Paul isn’t moving. His eyes are open, though, clear as the morning sky reflected in them, as he reclines in a warm and ever-widening pool of blood.
LIA
In New York, when a tree dies, nobody mourns that
it was cut down in its prime. Nobody counts the rings,
notifies the loved ones. There are other trees.
—Sarah Kay, “The Oak Tree Speaks”
The morning of the New World’s Stage gala, Lia stands in a puddle of hose water on 28th Street between Sixth and Seventh Avenues, watching humanity flow around her.
I am a river rock, she thinks as pedestrians slip by.

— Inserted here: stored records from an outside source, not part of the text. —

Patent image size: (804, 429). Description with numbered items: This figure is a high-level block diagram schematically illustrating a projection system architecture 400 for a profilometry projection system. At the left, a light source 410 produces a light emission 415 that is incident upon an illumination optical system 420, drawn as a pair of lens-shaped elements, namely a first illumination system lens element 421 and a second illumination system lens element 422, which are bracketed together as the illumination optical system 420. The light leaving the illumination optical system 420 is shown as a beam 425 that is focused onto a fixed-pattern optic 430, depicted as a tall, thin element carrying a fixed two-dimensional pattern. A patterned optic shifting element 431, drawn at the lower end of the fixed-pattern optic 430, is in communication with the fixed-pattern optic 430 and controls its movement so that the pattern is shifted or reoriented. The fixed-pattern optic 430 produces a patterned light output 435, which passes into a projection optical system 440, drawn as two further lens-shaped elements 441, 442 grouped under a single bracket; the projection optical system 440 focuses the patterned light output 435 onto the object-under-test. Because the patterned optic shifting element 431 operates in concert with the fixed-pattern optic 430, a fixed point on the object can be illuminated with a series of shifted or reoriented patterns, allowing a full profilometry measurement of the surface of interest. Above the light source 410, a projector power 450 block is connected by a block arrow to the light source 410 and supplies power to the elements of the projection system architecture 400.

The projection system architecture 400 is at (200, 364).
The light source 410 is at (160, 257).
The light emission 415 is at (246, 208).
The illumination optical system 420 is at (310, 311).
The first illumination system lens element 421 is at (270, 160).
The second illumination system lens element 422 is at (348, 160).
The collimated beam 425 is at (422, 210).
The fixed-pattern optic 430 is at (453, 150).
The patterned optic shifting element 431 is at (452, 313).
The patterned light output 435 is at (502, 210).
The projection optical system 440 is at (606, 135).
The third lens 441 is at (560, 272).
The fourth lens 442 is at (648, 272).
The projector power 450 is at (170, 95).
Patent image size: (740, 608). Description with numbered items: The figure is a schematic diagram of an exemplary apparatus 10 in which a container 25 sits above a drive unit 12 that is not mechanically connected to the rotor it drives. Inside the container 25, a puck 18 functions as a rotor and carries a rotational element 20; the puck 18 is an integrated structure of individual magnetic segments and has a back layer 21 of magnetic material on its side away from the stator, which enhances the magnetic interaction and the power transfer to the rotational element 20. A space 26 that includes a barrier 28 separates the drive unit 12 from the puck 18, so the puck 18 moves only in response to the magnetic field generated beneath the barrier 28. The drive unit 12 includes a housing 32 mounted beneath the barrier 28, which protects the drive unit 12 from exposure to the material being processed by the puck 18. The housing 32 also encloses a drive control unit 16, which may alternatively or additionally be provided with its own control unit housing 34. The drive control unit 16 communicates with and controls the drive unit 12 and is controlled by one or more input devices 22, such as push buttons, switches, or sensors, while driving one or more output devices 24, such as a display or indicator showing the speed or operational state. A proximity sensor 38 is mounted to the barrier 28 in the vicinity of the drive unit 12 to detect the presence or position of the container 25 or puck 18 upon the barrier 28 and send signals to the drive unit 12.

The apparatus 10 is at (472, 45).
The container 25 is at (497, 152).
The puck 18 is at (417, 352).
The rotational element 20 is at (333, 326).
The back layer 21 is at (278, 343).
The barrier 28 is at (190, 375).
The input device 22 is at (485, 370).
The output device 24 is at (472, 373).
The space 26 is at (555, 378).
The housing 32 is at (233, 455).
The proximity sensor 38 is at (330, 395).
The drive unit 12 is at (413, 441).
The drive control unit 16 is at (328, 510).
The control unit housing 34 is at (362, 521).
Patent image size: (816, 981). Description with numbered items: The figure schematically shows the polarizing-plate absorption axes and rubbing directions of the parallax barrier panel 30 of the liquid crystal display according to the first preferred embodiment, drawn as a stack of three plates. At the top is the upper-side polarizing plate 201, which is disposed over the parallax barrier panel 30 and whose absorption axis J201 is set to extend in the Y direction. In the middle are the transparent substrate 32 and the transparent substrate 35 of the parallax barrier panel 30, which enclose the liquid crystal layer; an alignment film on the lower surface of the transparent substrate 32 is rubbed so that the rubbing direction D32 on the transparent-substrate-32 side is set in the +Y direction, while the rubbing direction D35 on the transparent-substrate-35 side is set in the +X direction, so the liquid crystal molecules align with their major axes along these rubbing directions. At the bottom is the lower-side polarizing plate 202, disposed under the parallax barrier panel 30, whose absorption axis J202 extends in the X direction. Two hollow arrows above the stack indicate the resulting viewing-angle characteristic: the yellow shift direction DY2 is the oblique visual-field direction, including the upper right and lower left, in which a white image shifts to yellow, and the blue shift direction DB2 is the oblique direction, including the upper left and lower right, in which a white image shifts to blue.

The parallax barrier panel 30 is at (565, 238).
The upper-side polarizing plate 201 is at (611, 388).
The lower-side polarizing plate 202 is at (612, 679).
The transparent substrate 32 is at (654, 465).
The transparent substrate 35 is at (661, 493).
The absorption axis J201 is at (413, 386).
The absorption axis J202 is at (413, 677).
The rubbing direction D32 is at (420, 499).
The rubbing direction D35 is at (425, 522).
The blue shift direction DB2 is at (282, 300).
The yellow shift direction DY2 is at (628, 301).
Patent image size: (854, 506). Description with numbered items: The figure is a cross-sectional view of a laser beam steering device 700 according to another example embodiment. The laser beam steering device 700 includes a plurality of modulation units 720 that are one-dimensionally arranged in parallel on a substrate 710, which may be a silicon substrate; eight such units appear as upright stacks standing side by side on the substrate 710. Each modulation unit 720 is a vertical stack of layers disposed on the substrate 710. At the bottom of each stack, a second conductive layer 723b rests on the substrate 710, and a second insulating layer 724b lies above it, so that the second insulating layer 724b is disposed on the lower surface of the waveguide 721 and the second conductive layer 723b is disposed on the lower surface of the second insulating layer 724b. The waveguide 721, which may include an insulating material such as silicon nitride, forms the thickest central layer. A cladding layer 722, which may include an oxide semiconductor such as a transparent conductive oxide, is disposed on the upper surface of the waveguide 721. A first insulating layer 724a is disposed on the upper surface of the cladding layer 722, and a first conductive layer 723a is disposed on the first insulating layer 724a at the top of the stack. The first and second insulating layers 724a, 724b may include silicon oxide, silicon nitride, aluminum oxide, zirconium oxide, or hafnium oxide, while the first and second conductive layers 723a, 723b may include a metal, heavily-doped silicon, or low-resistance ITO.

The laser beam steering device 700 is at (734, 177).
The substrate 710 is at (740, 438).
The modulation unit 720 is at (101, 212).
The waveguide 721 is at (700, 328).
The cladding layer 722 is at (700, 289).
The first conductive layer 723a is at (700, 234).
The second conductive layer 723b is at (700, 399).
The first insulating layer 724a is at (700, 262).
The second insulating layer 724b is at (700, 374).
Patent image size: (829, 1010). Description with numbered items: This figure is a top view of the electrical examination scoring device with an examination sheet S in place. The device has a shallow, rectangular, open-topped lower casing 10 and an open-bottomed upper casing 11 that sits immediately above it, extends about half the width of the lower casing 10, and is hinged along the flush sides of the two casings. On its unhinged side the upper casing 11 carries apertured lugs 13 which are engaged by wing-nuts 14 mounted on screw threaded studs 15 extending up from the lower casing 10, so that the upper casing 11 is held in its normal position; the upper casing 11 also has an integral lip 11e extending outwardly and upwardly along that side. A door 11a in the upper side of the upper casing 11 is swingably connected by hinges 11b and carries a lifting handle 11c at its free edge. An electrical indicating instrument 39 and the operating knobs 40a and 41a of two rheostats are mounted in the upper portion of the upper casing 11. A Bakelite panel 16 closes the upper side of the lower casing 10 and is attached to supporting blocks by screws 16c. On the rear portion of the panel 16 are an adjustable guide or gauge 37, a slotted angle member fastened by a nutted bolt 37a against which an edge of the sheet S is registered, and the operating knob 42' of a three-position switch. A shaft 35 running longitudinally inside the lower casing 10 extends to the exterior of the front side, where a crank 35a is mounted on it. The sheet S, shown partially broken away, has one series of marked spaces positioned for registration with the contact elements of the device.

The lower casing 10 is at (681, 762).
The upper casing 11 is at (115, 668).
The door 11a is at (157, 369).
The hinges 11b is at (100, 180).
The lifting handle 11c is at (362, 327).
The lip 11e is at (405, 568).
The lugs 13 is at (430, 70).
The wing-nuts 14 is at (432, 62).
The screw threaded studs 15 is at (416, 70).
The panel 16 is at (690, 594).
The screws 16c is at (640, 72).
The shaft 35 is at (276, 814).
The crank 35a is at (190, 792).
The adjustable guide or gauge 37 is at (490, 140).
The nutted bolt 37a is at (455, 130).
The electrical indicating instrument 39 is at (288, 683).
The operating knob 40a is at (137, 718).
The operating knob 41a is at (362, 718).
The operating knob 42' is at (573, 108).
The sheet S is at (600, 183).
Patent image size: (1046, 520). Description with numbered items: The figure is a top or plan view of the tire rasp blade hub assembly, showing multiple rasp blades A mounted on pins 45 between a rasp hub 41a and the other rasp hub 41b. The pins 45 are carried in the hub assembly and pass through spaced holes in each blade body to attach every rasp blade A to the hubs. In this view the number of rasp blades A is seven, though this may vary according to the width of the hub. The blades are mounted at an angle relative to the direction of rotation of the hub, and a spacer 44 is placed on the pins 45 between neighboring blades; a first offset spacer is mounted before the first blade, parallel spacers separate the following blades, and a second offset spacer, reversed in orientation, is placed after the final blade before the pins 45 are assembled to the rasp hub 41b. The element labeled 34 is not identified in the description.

I am smooth and cold and collected.
Following the meeting with Jessica, who dazedly accepted all proposals and even liked the ludicrous amount of lavender, they hastily quit the National Arts Club. Mam’zelle muttered something about en taxi. Moma glared at the iron fence defending Gramercy Park. Lia knew she only imagined it as sinister, but a flock of roosting pigeons burst forth from a neighbor’s rooftop, soaring overhead like spies.
LAVENDER: Mistrust or request for reassurance in the Victorian era, imports caution moving forward. Was given to soldiers going into imminent battle.
“We’ll send instructions, chouchou,” Mam’zelle said, tapping away at her phone.
“Ready the flowers for us, yes?” Moma pressed her arm as a yellow cab rolled up. The driver stopped at the smallest flick of Mam’zelle’s frosted pink manicure.